The leak was discovered recently in a lead-soldered joint of a 12-inch-wide pipe about 100 feet from a steam sterilization plant where waste water from 50 laboratories on the base is treated. The leak was the only one found by technicians from an Arizona testing firm after they pumped water through the pipes at a pressure of 100 pounds per square inch.
At that high pressure, Covert said, waste water leaked from the joint at a rate of about one teaspoon an hour. When in normal use, the sewer line is not pressurized and uses gravity to pull waste water to the sterilization plant, Covert said.
When the technicians pumped a marker gas through the sewage system, they found what appeared to be massive leakage in at least three spots, Covert said, but then after extensive testing, they discovered only the single pinpoint leak.
In addition to studying cancer and AIDS, laboratories at Fort Detrick handle a variety of exotic and deadly diseases, including ebola, anthrax, lassa fever, marburg, Crimean Congo hemorrhagic fever and the Machupo virus.
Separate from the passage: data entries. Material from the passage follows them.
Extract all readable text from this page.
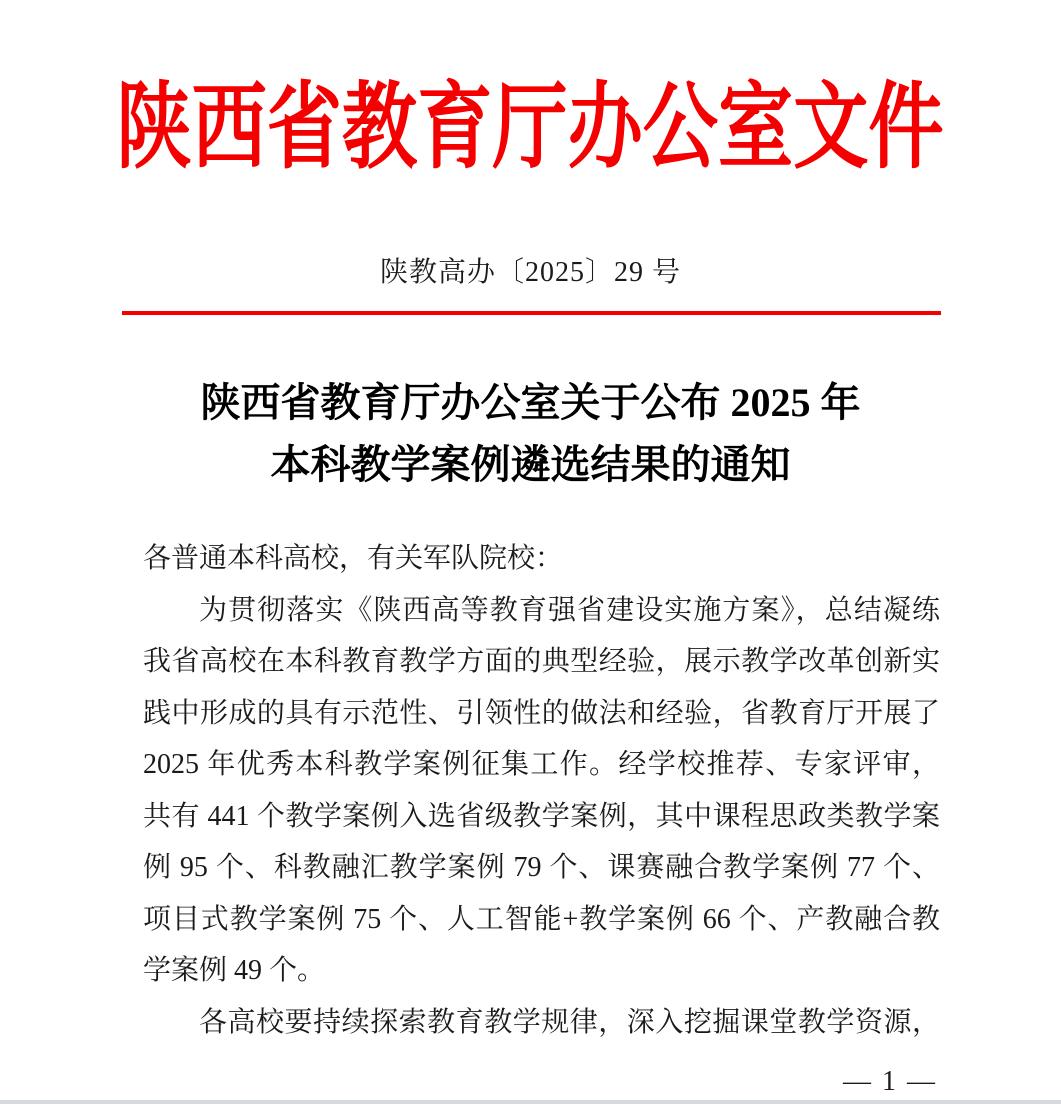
陕西省教育厅办公室文件
陕教高办〔2025〕29 号
陕西省教育厅办公室关于公布 2025 年
本科教学案例遴选结果的通知
各普通本科高校，有关军队院校：
为贯彻落实《陕西高等教育强省建设实施方案》，总结凝练
我省高校在本科教育教学方面的典型经验，展示教学改革创新实
践中形成的具有示范性、引领性的做法和经验，省教育厅开展了
2025 年优秀本科教学案例征集工作。经学校推荐、专家评审，
共有 441 个教学案例入选省级教学案例，其中课程思政类教学案
例 95 个、科教融汇教学案例 79 个、课赛融合教学案例 77 个、
项目式教学案例 75 个、人工智能+教学案例 66 个、产教融合教
学案例 49 个。
各高校要持续探索教育教学规律，深入挖掘课堂教学资源，
— 1 —
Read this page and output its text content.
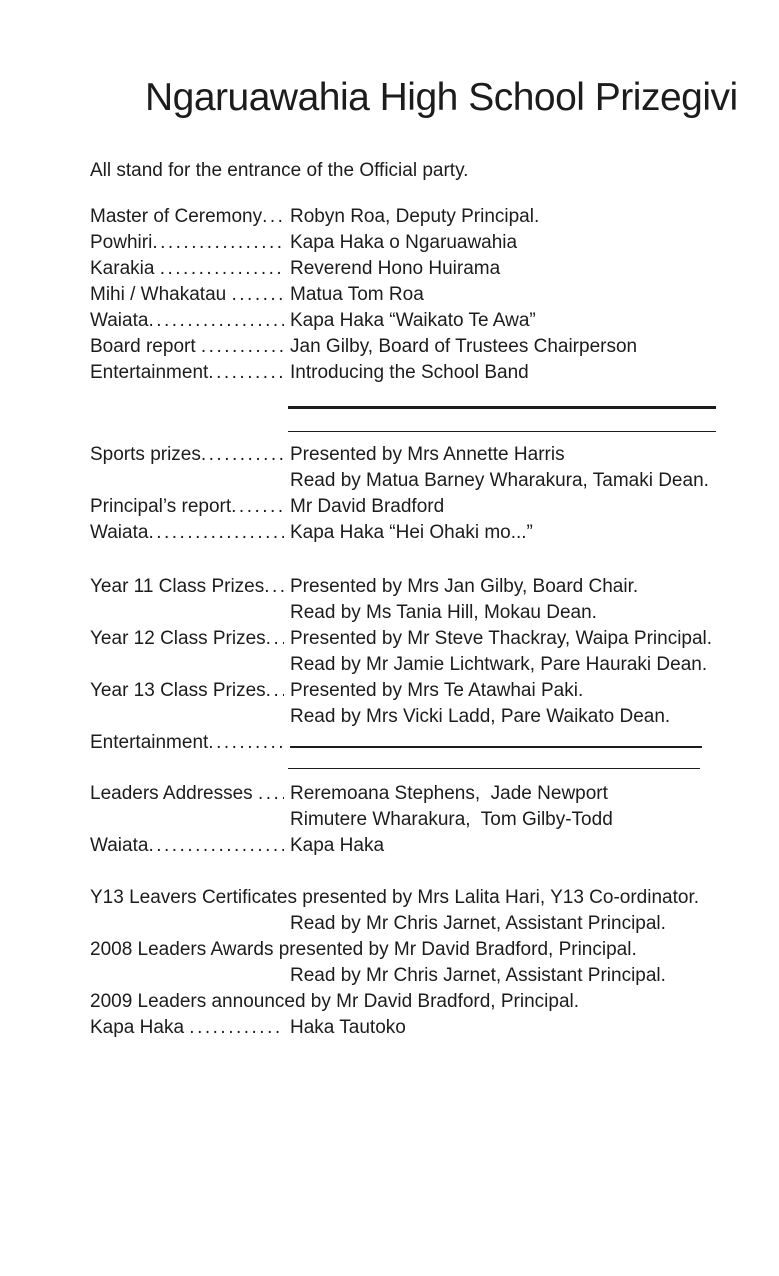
Ngaruawahia High School Prizegivi
All stand for the entrance of the Official party.
Master of Ceremony ..... Robyn Roa, Deputy Principal.
Powhiri .....	Kapa Haka o Ngaruawahia
Karakia .....	Reverend Hono Huirama
Mihi / Whakatau .....	Matua Tom Roa
Waiata .....	Kapa Haka “Waikato Te Awa”
Board report .....	Jan Gilby, Board of Trustees Chairperson
Entertainment .....	Introducing the School Band
Sports prizes .....	Presented by Mrs Annette Harris
Read by Matua Barney Wharakura, Tamaki Dean.
Principal’s report .....	Mr David Bradford
Waiata .....	Kapa Haka “Hei Ohaki mo...”
Year 11 Class Prizes ..... Presented by Mrs Jan Gilby, Board Chair.
Read by Ms Tania Hill, Mokau Dean.
Year 12 Class Prizes ..... Presented by Mr Steve Thackray, Waipa Principal.
Read by Mr Jamie Lichtwark, Pare Hauraki Dean.
Year 13 Class Prizes ..... Presented by Mrs Te Atawhai Paki.
Read by Mrs Vicki Ladd, Pare Waikato Dean.
Entertainment
.....
Leaders Addresses ..... Reremoana Stephens,  Jade Newport
Rimutere Wharakura,  Tom Gilby-Todd
Waiata .....	Kapa Haka
Y13 Leavers Certificates presented by Mrs Lalita Hari, Y13 Co-ordinator.
Read by Mr Chris Jarnet, Assistant Principal.
2008 Leaders Awards presented by Mr David Bradford, Principal.
Read by Mr Chris Jarnet, Assistant Principal.
2009 Leaders announced by Mr David Bradford, Principal.
Kapa Haka .....	Haka Tautoko
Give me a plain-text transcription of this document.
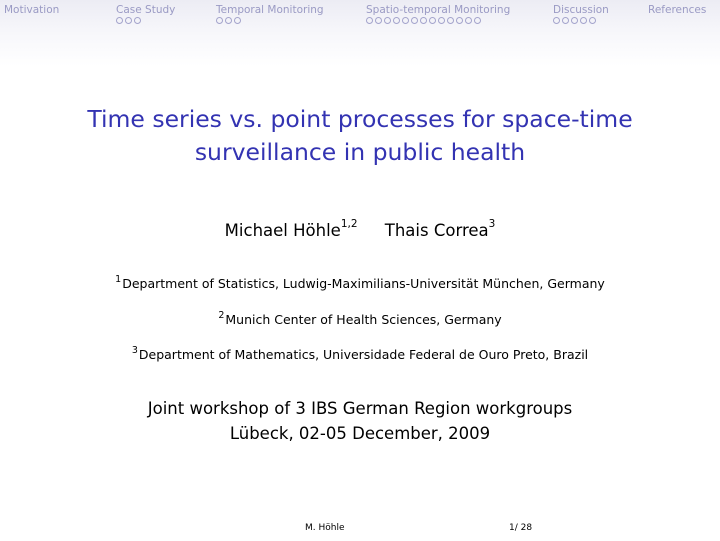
Motivation	Case Study	Temporal Monitoring	Spatio-temporal Monitoring	Discussion	References
Time series vs. point processes for space-time
surveillance in public health
Michael Höhle$^{1,2}$ Thais Correa$^3$
$^1$Department of Statistics, Ludwig-Maximilians-Universität München, Germany
$^2$Munich Center of Health Sciences, Germany
$^3$Department of Mathematics, Universidade Federal de Ouro Preto, Brazil
Joint workshop of 3 IBS German Region workgroups
Lübeck, 02-05 December, 2009
M. Höhle	1/ 28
Fort Detrick once was home to the Army Biological Warfare Laboratories, the top-secret Cold War research center where germ and poison weapons were developed. It now houses the Army Medical Research Institute of Infectious Diseases and other leading labs.
Fort Detrick scientists study “a lot of diseases for which there is no known prevention or cure . . . because they are found in places where our soldiers may one day be called to fight,” Covert said.
According to procedures developed by the U.S. Centers for Disease Control and Prevention, waste water from the Fort Detrick labs is supposed to be boiled or chemically sterilized before entering the sewer system. But even if scientists fail to decontaminate the waste at that point, Covert said, potentially infectious organisms are in many cases highly diluted and unable to survive outside the laboratory.
Though budget-conscious officials at Detrick have debated whether they need the self-contained waste water treatment system, Covert said the base likely will keep the current pipelines or build a series of in-lab treatment facilities to keep Detrick’s civilian neighbors comfortable. “They’re so bloody safety conscious it’s unbelievable,” Hoke said. “Everything that was built out there has so many backup systems and is so redundant, it’s to the point where they’re backed up way over 100 percent.”